Display MorePersonally, I think the community is asking too much. IC2, in a sense, is a GIFT to all, yet IC2 is humble enough to allowed alterations, add-ons, even opinions to help this mod out.
Let's keep in mind that it's a far cry from what Flowerchild had for Better Than Wolves, with his tyrannical sense of control of his mod. IC2 is not like that. Hell, even Eloraam is guilty of the same behavior when it comes to cross compatibility and the ability to create power converters (Spoiler Alert: She hates the shit out of them..)
Industrial Craft is nothing like that. It has the greatness of being receptive to the community, but at the same time is reasonable to the people who help develop this mod with their time, talents, and life issues. I think alot of you kids forget the factor that bills, jobs, and obligations have on normal adults, and the fact that all those things take a MUCH GREATER priority over this hobby (Yes, Minecraft modding is a hobby... nothing more...). While mods like Buildcraft and Forestry offer live beta updates via github and jenkins sharing systems, this does NOT make such things a requirement for developing a mod. I do not believe that Industrialcraft should be required to follow with doing this service for this mod, and such obligation limits the freedom and creative power of developers, as now their hobby 'requires something extra out of them...

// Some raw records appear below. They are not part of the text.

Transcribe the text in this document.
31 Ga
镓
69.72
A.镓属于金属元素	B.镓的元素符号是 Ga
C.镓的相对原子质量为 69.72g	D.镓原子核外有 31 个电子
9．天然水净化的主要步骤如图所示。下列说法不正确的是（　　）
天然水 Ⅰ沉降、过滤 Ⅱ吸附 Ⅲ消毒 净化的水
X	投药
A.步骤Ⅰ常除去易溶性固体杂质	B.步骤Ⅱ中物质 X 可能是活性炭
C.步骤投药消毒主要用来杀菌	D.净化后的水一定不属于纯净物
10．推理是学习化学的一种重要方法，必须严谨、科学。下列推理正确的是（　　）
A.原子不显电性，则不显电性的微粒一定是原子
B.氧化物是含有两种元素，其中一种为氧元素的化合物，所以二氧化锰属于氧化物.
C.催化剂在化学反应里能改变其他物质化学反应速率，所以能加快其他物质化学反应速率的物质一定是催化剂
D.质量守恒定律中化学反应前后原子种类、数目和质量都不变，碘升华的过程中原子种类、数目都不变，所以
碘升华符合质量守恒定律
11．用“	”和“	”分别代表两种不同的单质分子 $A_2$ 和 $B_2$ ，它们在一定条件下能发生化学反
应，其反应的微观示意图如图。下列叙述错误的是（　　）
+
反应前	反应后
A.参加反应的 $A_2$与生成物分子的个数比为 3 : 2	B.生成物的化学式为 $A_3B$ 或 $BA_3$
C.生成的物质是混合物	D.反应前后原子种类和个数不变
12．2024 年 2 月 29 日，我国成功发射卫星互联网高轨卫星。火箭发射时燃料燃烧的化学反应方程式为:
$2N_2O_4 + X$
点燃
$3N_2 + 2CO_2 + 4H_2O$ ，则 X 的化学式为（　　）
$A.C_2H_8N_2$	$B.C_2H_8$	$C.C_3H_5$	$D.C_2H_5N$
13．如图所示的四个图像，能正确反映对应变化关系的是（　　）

I think the community is being terribly unfair to IC atm because of the bugs and unsolved issues currently withing the 1.3.2 version of Minecraft, and possibly other forces at working trying to push development faster so that they can get back to 'business as usual'. I think you people need to be reminded that this work is completely volunteer, and that simply Open sourcing the code of IC2 won't make your time schedules run any faster...
The only thing I hope you improve upon is faster bugfix delivery. It's a pain to hear that bugs 'are fixed in an unreleased version'. Beyond that, I think IC2 is doing the best it can do considering the limitations of both time, Minecraft, Java, and plenty of other factors...
Beyond that, I think the community has enough tools to work with as far as implementing their own content and changes. Any remarks claiming that these tools are not in place is purely negligence of said users. If you are that diehard about your idea, fucking write a damn add-on for it...
The point isn't that we want anyone on the team to work harder, longer, etc. The point is the community wants to be able to help out however they can. Currently there are not a lot of good ways to do that. In fact, using the current systems, anything that might alter the situation, such as posting releases more often, bug testing more, whatever else, these things all require more work by the dev team. What I think is needed is a way to take some of that work off of the dev team's backs, and what better way than to ask the community we have right here? I will admit that i haven't gone mucking around with developing an addon before, so I have no idea how hard it is to write bugfixes with one. Is that really the best solution though? Why have the dev team fixing a bug, while an addon writer fixes the same bug, probably in a hackish way that breaks other things? Wouldn't it be better if the addon writer could fix it properly, and then it became part of IC? That way the fix happens, and the dev team is free to work on something else, maybe even something that they want to work on, instead of constantly rewriting code.